Ed Skrein stars in EuropaCorp’s “The Transporter Refueled” (Photo Credit: Bruno Calvo/EuropaCorp TF1 Films Production).


‘The Transporter Refueled’ Goes Nowhere Fast 



The topic of human sex trafficking needs as much attention as it can possibly receive.

The horrendous fact that many young girls get kidnapped and are forced to become prostitutes with no way out is the tragedy of the 21st century.

Sex trafficking needs as much attention on the big and small screen as possible, but it is a tragedy that the recent attention this crime will receive is via “The Transporter Refueled.”

In the French Riviera in 1995, Russian mobster Arkady Karasov (Radivoje Bukvic) makes his presence known as soon as he sets foot in the south of France.

Arkady and his entourage pull up to a house of ill repute and open fire on the competition.

He lets one of his competitors live so that they can put word out on the street that there is a new sheriff in town, and his crew now runs the prostitution business in the south of France.

Girls and women are forced to sell their bodies or risk death.

Unfortunately, death is the only way out of the life of sexual servitude, and after 15 years of bondage some of Arkady’s girls would rather go out on their sword than to subjugate themselves any longer to the atrocities of sex trafficking.

The only way to get out of the prostitution ring totally is to rid themselves completely of their captors.

But in order to do that, they need someone who can transport them around the French Riviera.

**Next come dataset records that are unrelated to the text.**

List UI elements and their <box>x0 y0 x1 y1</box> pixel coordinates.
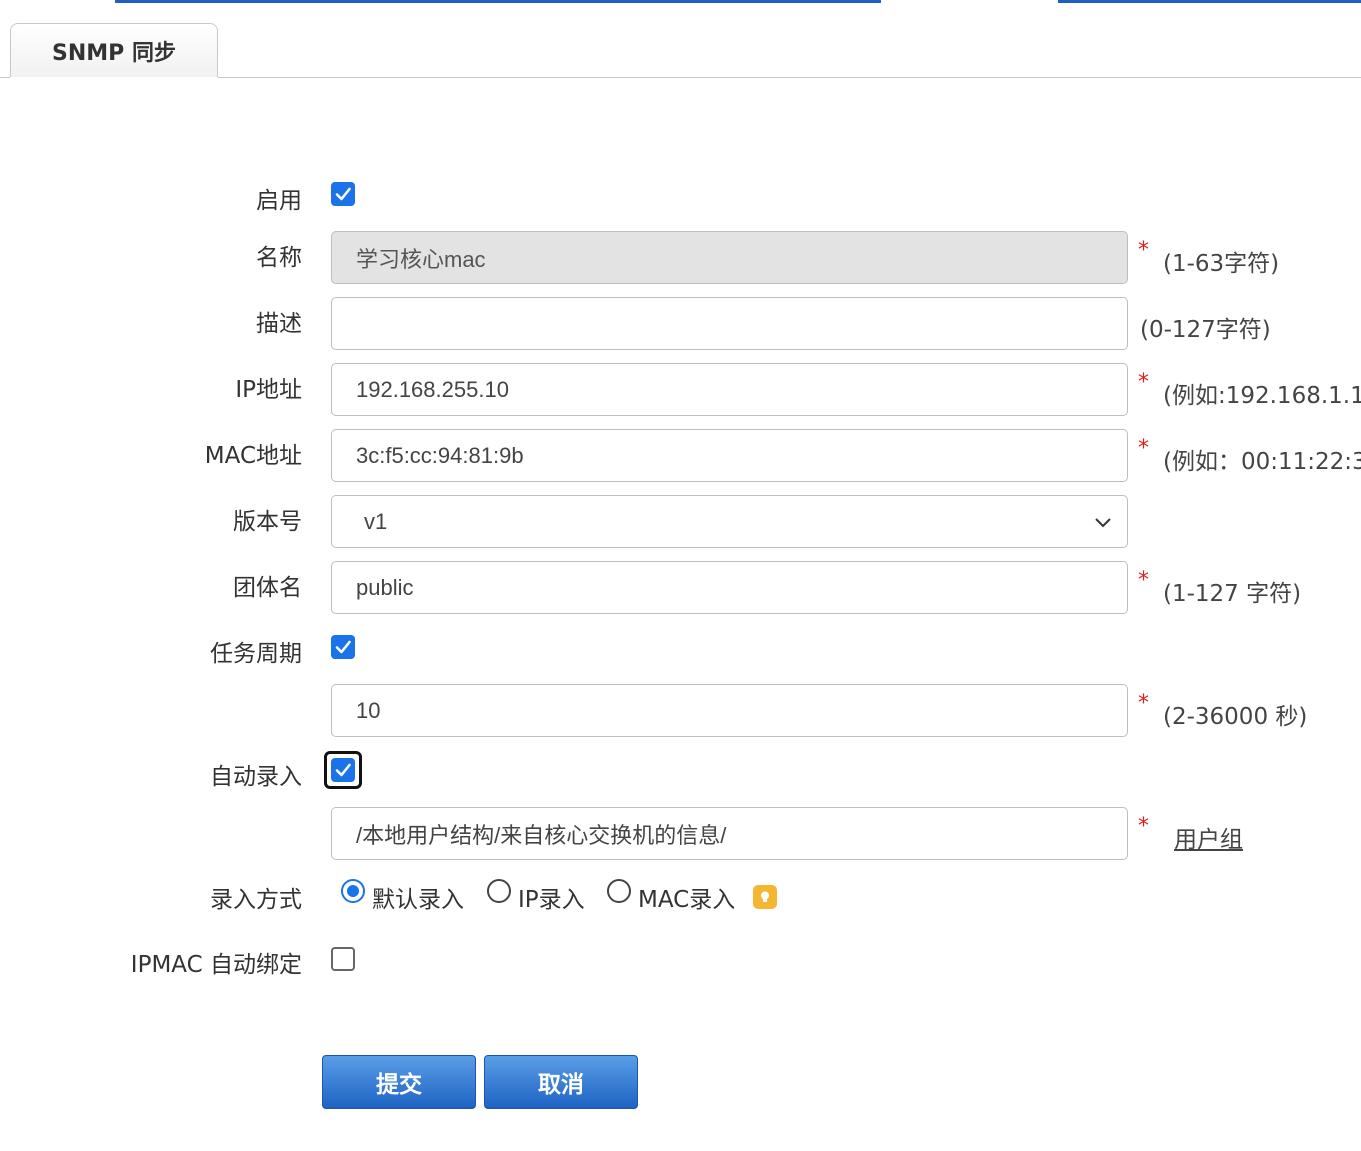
required-mark: * <box>1138 370 1149 395</box>
community-input[interactable]: public <box>331 561 1128 614</box>
required-mark: * <box>1138 568 1149 593</box>
radio-ip-entry-label: IP录入 <box>518 887 585 913</box>
enable-checkbox[interactable] <box>331 182 355 206</box>
community-label: 团体名 <box>233 575 302 601</box>
check-icon <box>335 187 351 201</box>
help-tip-icon[interactable] <box>753 885 777 909</box>
radio-ip-entry[interactable] <box>487 879 511 903</box>
ip-hint: (例如:192.168.1.1, <box>1163 383 1361 409</box>
required-mark: * <box>1138 436 1149 461</box>
version-label: 版本号 <box>233 509 302 535</box>
radio-default-entry-label: 默认录入 <box>372 887 464 913</box>
auto-entry-checkbox[interactable] <box>331 758 355 782</box>
name-hint: (1-63字符) <box>1163 251 1280 277</box>
task-period-checkbox[interactable] <box>331 635 355 659</box>
user-group-link[interactable]: 用户组 <box>1174 820 1243 854</box>
entry-method-label: 录入方式 <box>210 887 302 913</box>
top-accent-bar-right <box>1058 0 1361 3</box>
task-period-hint: (2-36000 秒) <box>1163 704 1308 730</box>
community-hint: (1-127 字符) <box>1163 581 1302 607</box>
submit-button[interactable]: 提交 <box>322 1055 476 1109</box>
tab-divider-left <box>0 77 10 78</box>
version-select-value: v1 <box>364 508 388 534</box>
radio-mac-entry-label: MAC录入 <box>638 887 736 913</box>
top-accent-bar <box>115 0 881 3</box>
ipmac-bind-checkbox[interactable] <box>331 947 355 971</box>
chevron-down-icon <box>1095 518 1111 528</box>
ip-input[interactable]: 192.168.255.10 <box>331 363 1128 416</box>
required-mark: * <box>1138 238 1149 263</box>
version-select[interactable]: v1 <box>331 495 1128 548</box>
tab-snmp-sync[interactable]: SNMP 同步 <box>10 23 218 77</box>
enable-label: 启用 <box>256 188 302 214</box>
ip-label: IP地址 <box>235 377 302 403</box>
check-icon <box>335 763 351 777</box>
mac-label: MAC地址 <box>204 443 302 469</box>
description-label: 描述 <box>256 311 302 337</box>
task-period-input[interactable]: 10 <box>331 684 1128 737</box>
name-input[interactable]: 学习核心mac <box>331 231 1128 284</box>
ipmac-bind-label: IPMAC 自动绑定 <box>130 952 302 978</box>
user-group-input[interactable]: /本地用户结构/来自核心交换机的信息/ <box>331 807 1128 860</box>
description-hint: (0-127字符) <box>1140 317 1271 343</box>
required-mark: * <box>1138 814 1149 839</box>
cancel-button[interactable]: 取消 <box>484 1055 638 1109</box>
radio-mac-entry[interactable] <box>607 879 631 903</box>
description-input[interactable] <box>331 297 1128 350</box>
mac-input[interactable]: 3c:f5:cc:94:81:9b <box>331 429 1128 482</box>
required-mark: * <box>1138 691 1149 716</box>
tab-divider <box>218 77 1361 78</box>
lightbulb-icon <box>761 891 769 902</box>
name-label: 名称 <box>256 245 302 271</box>
auto-entry-label: 自动录入 <box>210 764 302 790</box>
task-period-label: 任务周期 <box>210 641 302 667</box>
radio-default-entry[interactable] <box>341 879 365 903</box>
mac-hint: (例如：00:11:22:3 <box>1163 449 1361 475</box>
check-icon <box>335 640 351 654</box>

They hire Frank Martin (Ed Skrein) to transport them on their mission to get revenge on their captors, but in order to do so they need a little insurance to make sure that the transporter is forced to comply with their demands.

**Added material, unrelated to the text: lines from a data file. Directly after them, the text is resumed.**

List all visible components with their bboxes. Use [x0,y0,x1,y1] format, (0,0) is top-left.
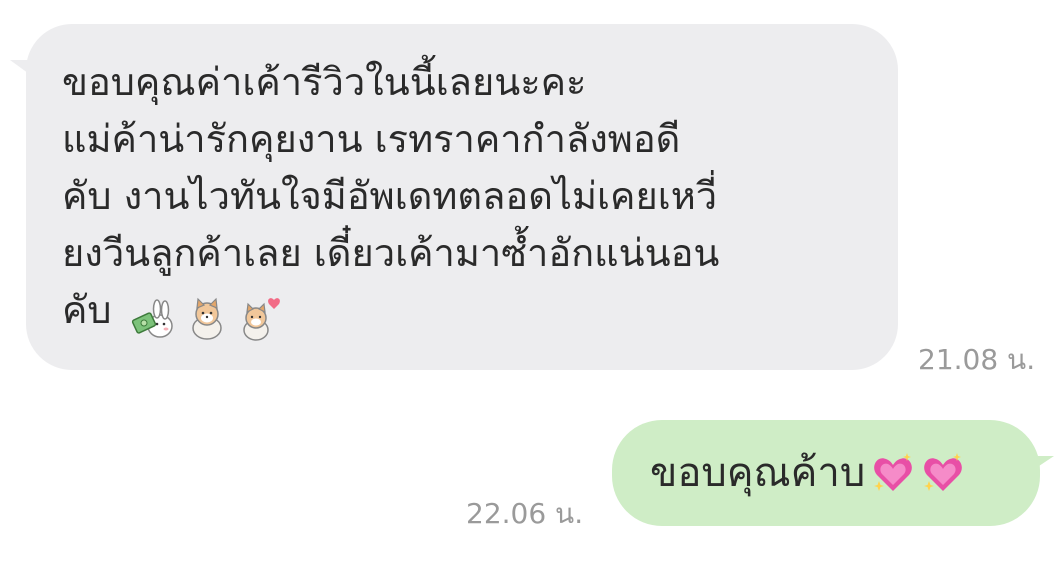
rabbit-money-sticker [130,296,176,342]
shiba-heart-sticker [238,296,284,342]
chat-view: ขอบคุณค่าเค้ารีวิวในนี้เลยนะคะ แม่ค้าน่า… [0,0,1064,584]
outgoing-timestamp: 22.06 น. [466,497,584,530]
incoming-sticker-row [130,296,284,344]
outgoing-message: ขอบคุณค้าบ [650,447,965,499]
incoming-timestamp: 21.08 น. [918,343,1036,376]
outgoing-message-text: ขอบคุณค้าบ [650,450,866,496]
outgoing-bubble-tail [1030,456,1054,472]
shiba-dog-sticker [184,296,230,342]
sparkling-heart-icon [871,451,915,495]
sparkling-heart-icon [921,451,965,495]
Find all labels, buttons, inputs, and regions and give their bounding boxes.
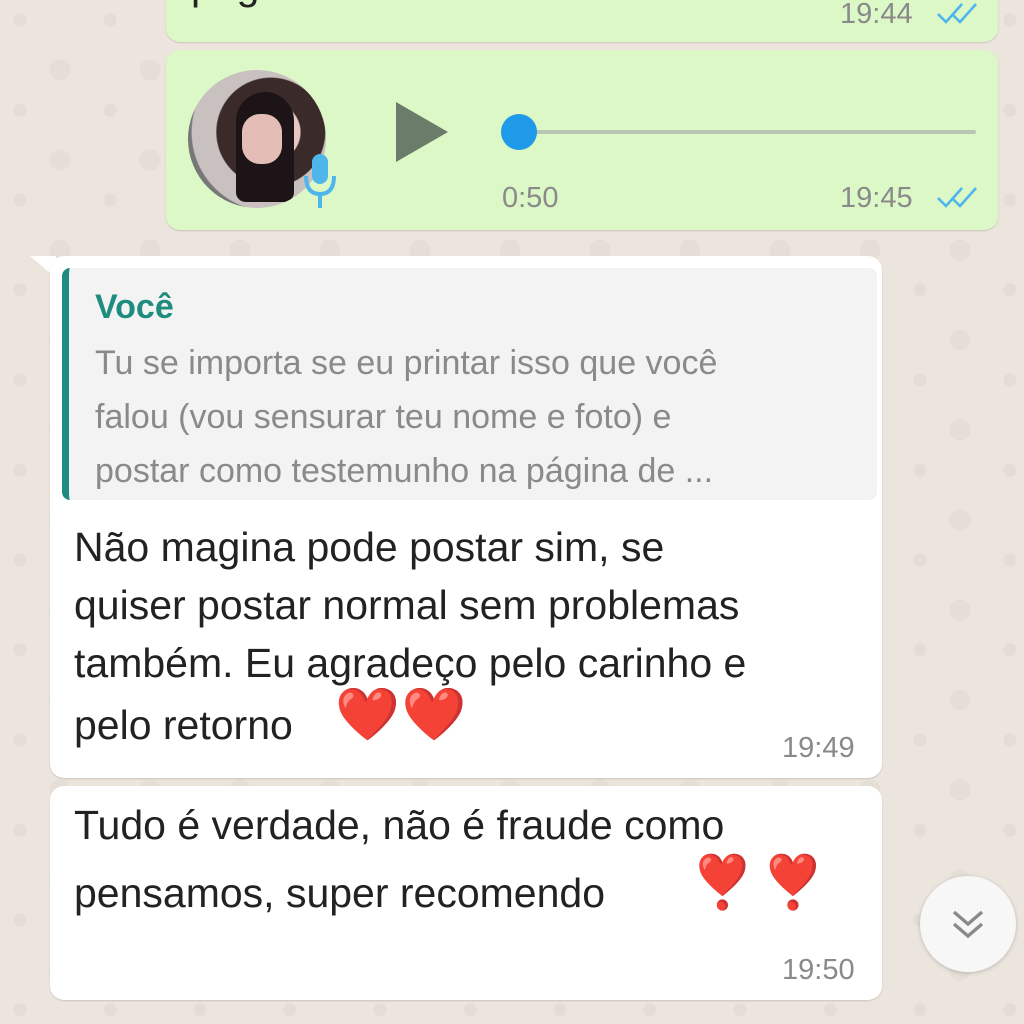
- message-line: Não magina pode postar sim, se: [74, 524, 665, 570]
- message-line: Tudo é verdade, não é fraude como: [74, 802, 725, 848]
- double-check-read-icon: [937, 187, 977, 208]
- message-text: página de venda?: [191, 0, 517, 9]
- message-line: pelo retorno: [74, 702, 293, 748]
- quote-author: Você: [95, 288, 174, 326]
- mic-icon: [304, 154, 336, 208]
- play-icon[interactable]: [392, 98, 452, 166]
- scroll-to-bottom-button[interactable]: [920, 876, 1016, 972]
- heart-emoji: ❤️❤️: [335, 686, 469, 744]
- quote-line: Tu se importa se eu printar isso que voc…: [95, 344, 718, 382]
- voice-message-bubble[interactable]: 0:50 19:45: [166, 50, 998, 230]
- message-bubble-incoming[interactable]: Você Tu se importa se eu printar isso qu…: [50, 256, 882, 778]
- voice-duration: 0:50: [502, 182, 559, 214]
- chevron-double-down-icon: [952, 910, 984, 939]
- message-line: quiser postar normal sem problemas: [74, 582, 740, 628]
- audio-progress-track[interactable]: [516, 130, 976, 134]
- message-bubble-outgoing[interactable]: página de venda? 19:44: [166, 0, 998, 42]
- message-bubble-incoming[interactable]: Tudo é verdade, não é fraude como pensam…: [50, 786, 882, 1000]
- message-line: pensamos, super recomendo: [74, 870, 606, 916]
- message-time: 19:44: [840, 0, 913, 30]
- message-time: 19:50: [782, 954, 855, 986]
- message-time: 19:45: [840, 182, 913, 214]
- heart-exclamation-emoji: ❣️❣️: [690, 854, 832, 912]
- message-time: 19:49: [782, 732, 855, 764]
- quote-line: postar como testemunho na página de ...: [95, 452, 714, 490]
- audio-progress-knob[interactable]: [501, 114, 537, 150]
- double-check-read-icon: [937, 3, 977, 24]
- quote-line: falou (vou sensurar teu nome e foto) e: [95, 398, 672, 436]
- quoted-message[interactable]: Você Tu se importa se eu printar isso qu…: [62, 268, 877, 500]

“The Transporter Refueled” is mediocre at best.

So much more could have been done with this story, but “The Transporter Refueled” is saddled down with lame dialogue, unrealistic fighting scenes and bad acting when a rare death does happen.

The film has so many fighting scenes that Frank escapes from, but he does so without many people dying, which is far-fetched considering the precarious circumstances he must fight his way out of.

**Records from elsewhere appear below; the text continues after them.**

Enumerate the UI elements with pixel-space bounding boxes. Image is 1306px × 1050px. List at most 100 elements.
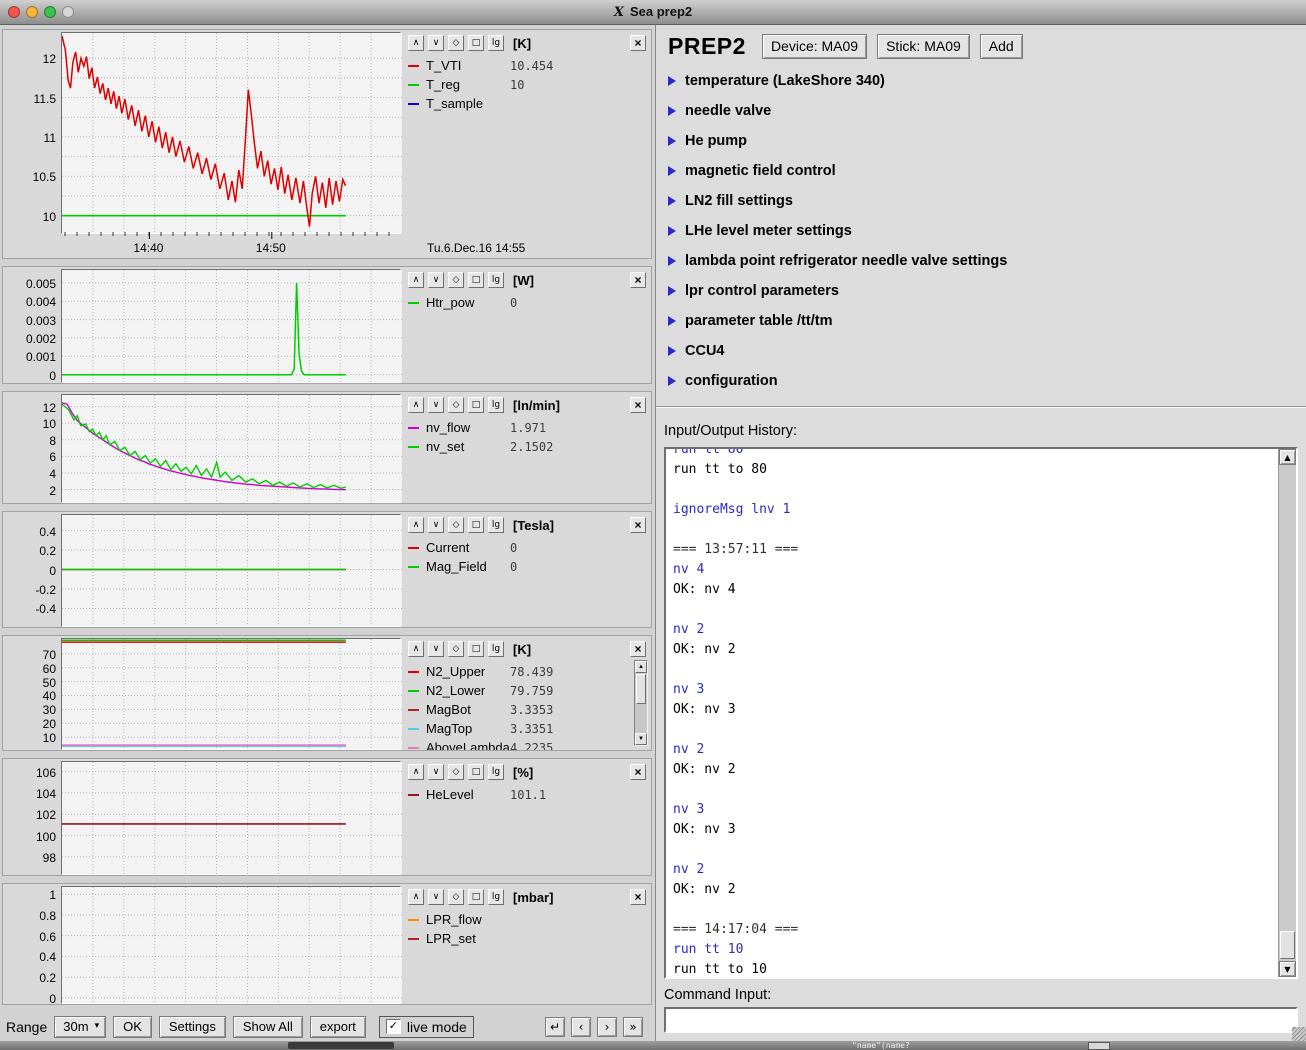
plot-canvas[interactable] bbox=[61, 269, 401, 383]
section-item[interactable]: configuration bbox=[668, 366, 1306, 396]
zoom-reset-button[interactable]: ◇ bbox=[448, 35, 464, 51]
legend-entry[interactable]: LPR_flow bbox=[408, 910, 649, 929]
up-arrow-button[interactable]: ∧ bbox=[408, 517, 424, 533]
autoscale-button[interactable]: □ bbox=[468, 397, 484, 413]
range-dropdown[interactable]: 30m ▾ bbox=[54, 1016, 106, 1038]
legend-entry[interactable]: MagBot3.3353 bbox=[408, 700, 631, 719]
down-arrow-button[interactable]: ∨ bbox=[428, 889, 444, 905]
legend-entry[interactable]: LPR_set bbox=[408, 929, 649, 948]
show-all-button[interactable]: Show All bbox=[233, 1016, 303, 1038]
legend-entry[interactable]: T_VTI10.454 bbox=[408, 56, 649, 75]
export-button[interactable]: export bbox=[310, 1016, 366, 1038]
legend-scrollbar[interactable]: ▲▼ bbox=[634, 660, 648, 746]
live-mode-toggle[interactable]: ✓ live mode bbox=[379, 1016, 474, 1038]
section-item[interactable]: magnetic field control bbox=[668, 156, 1306, 186]
scroll-down-arrow-icon[interactable]: ▼ bbox=[1279, 961, 1296, 977]
section-item[interactable]: LN2 fill settings bbox=[668, 186, 1306, 216]
live-mode-checkbox[interactable]: ✓ bbox=[386, 1019, 401, 1034]
plot-canvas[interactable] bbox=[61, 638, 401, 750]
page-left-button[interactable]: ‹ bbox=[571, 1017, 591, 1037]
zoom-reset-button[interactable]: ◇ bbox=[448, 397, 464, 413]
zoom-reset-button[interactable]: ◇ bbox=[448, 764, 464, 780]
down-arrow-button[interactable]: ∨ bbox=[428, 517, 444, 533]
close-button[interactable]: × bbox=[630, 889, 646, 905]
log-scale-button[interactable]: lg bbox=[488, 272, 504, 288]
scrollbar-thumb[interactable] bbox=[636, 674, 646, 704]
down-arrow-button[interactable]: ∨ bbox=[428, 397, 444, 413]
page-end-button[interactable]: » bbox=[623, 1017, 643, 1037]
legend-entry[interactable]: MagTop3.3351 bbox=[408, 719, 631, 738]
section-item[interactable]: needle valve bbox=[668, 96, 1306, 126]
legend-entry[interactable]: T_sample bbox=[408, 94, 649, 113]
legend-entry[interactable]: N2_Upper78.439 bbox=[408, 662, 631, 681]
section-item[interactable]: lambda point refrigerator needle valve s… bbox=[668, 246, 1306, 276]
up-arrow-button[interactable]: ∧ bbox=[408, 764, 424, 780]
section-item[interactable]: He pump bbox=[668, 126, 1306, 156]
plot-canvas[interactable] bbox=[61, 32, 401, 234]
device-button[interactable]: Device: MA09 bbox=[762, 34, 867, 59]
scroll-up-arrow-icon[interactable]: ▲ bbox=[1279, 449, 1296, 465]
section-item[interactable]: CCU4 bbox=[668, 336, 1306, 366]
down-arrow-button[interactable]: ∨ bbox=[428, 272, 444, 288]
close-button[interactable]: × bbox=[630, 272, 646, 288]
add-button[interactable]: Add bbox=[980, 34, 1023, 59]
stick-button[interactable]: Stick: MA09 bbox=[877, 34, 970, 59]
return-nav-button[interactable]: ↵ bbox=[545, 1017, 565, 1037]
down-arrow-button[interactable]: ∨ bbox=[428, 641, 444, 657]
log-scale-button[interactable]: lg bbox=[488, 764, 504, 780]
section-item[interactable]: LHe level meter settings bbox=[668, 216, 1306, 246]
legend-entry[interactable]: Current0 bbox=[408, 538, 649, 557]
log-scale-button[interactable]: lg bbox=[488, 397, 504, 413]
legend-entry[interactable]: nv_set2.1502 bbox=[408, 437, 649, 456]
autoscale-button[interactable]: □ bbox=[468, 764, 484, 780]
page-right-button[interactable]: › bbox=[597, 1017, 617, 1037]
plot-canvas[interactable] bbox=[61, 886, 401, 1004]
zoom-reset-button[interactable]: ◇ bbox=[448, 517, 464, 533]
autoscale-button[interactable]: □ bbox=[468, 35, 484, 51]
up-arrow-button[interactable]: ∧ bbox=[408, 272, 424, 288]
up-arrow-button[interactable]: ∧ bbox=[408, 35, 424, 51]
scroll-up-arrow-icon[interactable]: ▲ bbox=[635, 661, 647, 673]
zoom-reset-button[interactable]: ◇ bbox=[448, 889, 464, 905]
section-item[interactable]: lpr control parameters bbox=[668, 276, 1306, 306]
legend-entry[interactable]: Mag_Field0 bbox=[408, 557, 649, 576]
up-arrow-button[interactable]: ∧ bbox=[408, 889, 424, 905]
down-arrow-button[interactable]: ∨ bbox=[428, 35, 444, 51]
history-scrollbar[interactable]: ▲ ▼ bbox=[1278, 449, 1296, 977]
close-button[interactable]: × bbox=[630, 517, 646, 533]
zoom-reset-button[interactable]: ◇ bbox=[448, 272, 464, 288]
log-scale-button[interactable]: lg bbox=[488, 641, 504, 657]
close-button[interactable]: × bbox=[630, 641, 646, 657]
close-button[interactable]: × bbox=[630, 764, 646, 780]
section-item[interactable]: temperature (LakeShore 340) bbox=[668, 66, 1306, 96]
command-input[interactable] bbox=[664, 1007, 1298, 1033]
legend-entry[interactable]: HeLevel101.1 bbox=[408, 785, 649, 804]
section-item[interactable]: parameter table /tt/tm bbox=[668, 306, 1306, 336]
legend-entry[interactable]: N2_Lower79.759 bbox=[408, 681, 631, 700]
legend-entry[interactable]: T_reg10 bbox=[408, 75, 649, 94]
plot-canvas[interactable] bbox=[61, 394, 401, 503]
up-arrow-button[interactable]: ∧ bbox=[408, 641, 424, 657]
plot-canvas[interactable] bbox=[61, 761, 401, 875]
close-button[interactable]: × bbox=[630, 35, 646, 51]
settings-button[interactable]: Settings bbox=[159, 1016, 226, 1038]
legend-entry[interactable]: nv_flow1.971 bbox=[408, 418, 649, 437]
autoscale-button[interactable]: □ bbox=[468, 517, 484, 533]
up-arrow-button[interactable]: ∧ bbox=[408, 397, 424, 413]
legend-entry[interactable]: Htr_pow0 bbox=[408, 293, 649, 312]
io-history-box[interactable]: run tt 80run tt to 80 ignoreMsg lnv 1 ==… bbox=[664, 447, 1298, 979]
scroll-down-arrow-icon[interactable]: ▼ bbox=[635, 733, 647, 745]
resize-grip[interactable] bbox=[1292, 1027, 1306, 1041]
down-arrow-button[interactable]: ∨ bbox=[428, 764, 444, 780]
ok-button[interactable]: OK bbox=[113, 1016, 152, 1038]
log-scale-button[interactable]: lg bbox=[488, 517, 504, 533]
zoom-reset-button[interactable]: ◇ bbox=[448, 641, 464, 657]
plot-canvas[interactable] bbox=[61, 514, 401, 627]
legend-entry[interactable]: AboveLambda4.2235 bbox=[408, 738, 631, 750]
autoscale-button[interactable]: □ bbox=[468, 272, 484, 288]
autoscale-button[interactable]: □ bbox=[468, 889, 484, 905]
close-button[interactable]: × bbox=[630, 397, 646, 413]
scrollbar-thumb[interactable] bbox=[1280, 931, 1295, 959]
log-scale-button[interactable]: lg bbox=[488, 35, 504, 51]
log-scale-button[interactable]: lg bbox=[488, 889, 504, 905]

When one of Frank’s enemies die, the scene that captures him falling to his death is so poorly acted that I am beginning to think I have a future in acting.

I know I could have executed that fall better than that.

Nevertheless, “The Transporter Refueled” did contain a few player elements.

Frank is able to electronically change his license plates to avoid detection from law enforcement.

Furthermore, his father Frank Senior (Ray Stevenson) is the epitome of old school cool, even nabbing twice as many young women than his much younger son.

Unfortunately, the bad dialogue and bad acting unsurprisingly results in a pretty bad film.

In one scene, two of the prostitutes seeking freedom, tell each other “all for one, one for all.”


That is an overused cliché that nobody uses in a real conversation in the 21st century, especially not two beautiful women.






This article was published on Friday 04 September, 2015.